Calculate bessel function in MATLAB using Jm+1=2mj(m) -j(m-1) formula

Question

I tried to implement bessel function using that formula, this is the code:

function result=Bessel(num);


if num==0
    result=bessel(0,1);
elseif num==1
    result=bessel(1,1);
else
    result=2*(num-1)*Bessel(num-1)-Bessel(num-2);
end;

But if I use MATLAB's bessel function to compare it with this one, I get too high different values.
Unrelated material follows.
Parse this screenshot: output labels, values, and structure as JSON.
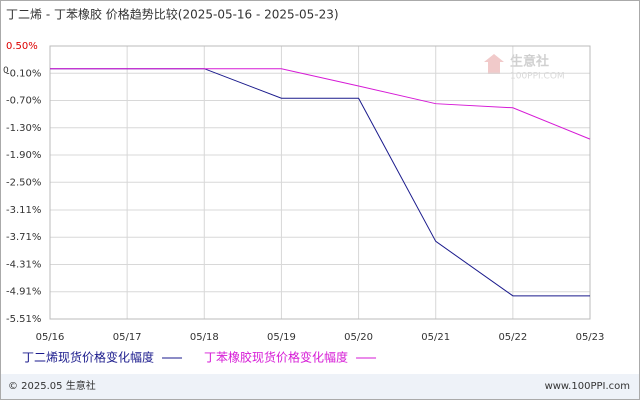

For example if I type Bessel(20) it gives me 3.1689e+005 as result, if instead I type bessel(20,1) it gives me 3.8735e-025 , a totally different result.

Answer 1

such recurrence relations are nice in mathematics but numerically unstable when implementing algorithms using limited precision representations of floating-point numbers.

Consider the following comparison:

x = 0:20;
y1 = arrayfun(@(n)besselj(n,1), x);   %# builtin function
y2 = arrayfun(@Bessel, x);            %# your function
semilogy(x,y1, x,y2), grid on
legend('besselj','Bessel')
title('J_\nu(z)'), xlabel('\nu'), ylabel('log scale')

So you can see how the computed values start to differ significantly after 9.

According to MATLAB:

BESSELJ uses a MEX interface to a Fortran library by D. E. Amos.

and gives the following as references for their implementation:

D. E. Amos, "A subroutine package for Bessel functions of a complex argument and nonnegative order", Sandia National Laboratory Report, SAND85-1018, May, 1985.

D. E. Amos, "A portable package for Bessel functions of a complex argument and nonnegative order", Trans. Math. Software, 1986.